Watanabe is interested in this observation, wondering what we’ve heard. But he acknowledges: “There were certain people in Nomura that felt that they were not being compensated enough for the efforts they put in. We are trying to install proper managerial systems to make sure appraisals are done in a way that compensates people properly.” He speaks of the importance of “creating a much wider human resource pool within Nomura which can be utilised on an international basis.” He feels that in his previous role running Nomura’s domestic retail operations he did effect change, over three to four years, and believes he can do so across the group.

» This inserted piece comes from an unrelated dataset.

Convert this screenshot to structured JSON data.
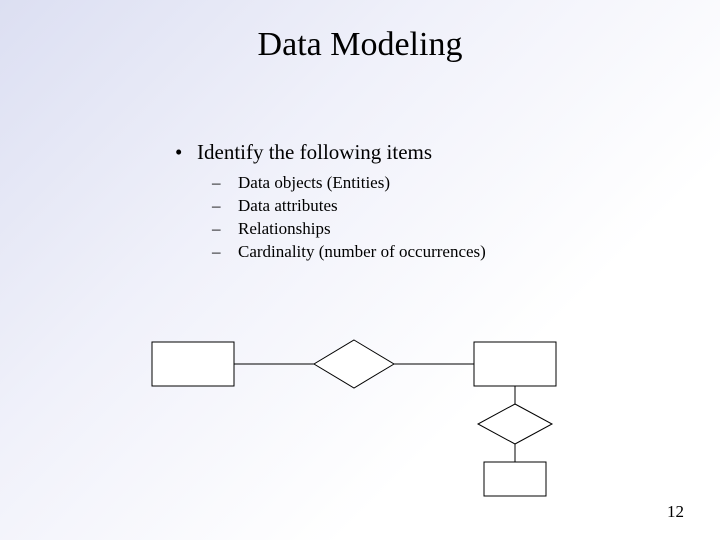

In closing, how confident is that he can realise the vision he has for Nomura? “I think the fact that I am giving this interview backs the fact that we are confident,” he says. He mentions Goldman Sachs, Deutsche and HSBC as examples of banks that, while globally active, still have specific home markets of unquestioned strength, and says he hopes Nomura can do the same. “Given our roots, and the fact that we were born in Asia, we are willing to try to make Asia the centre for our expansion.”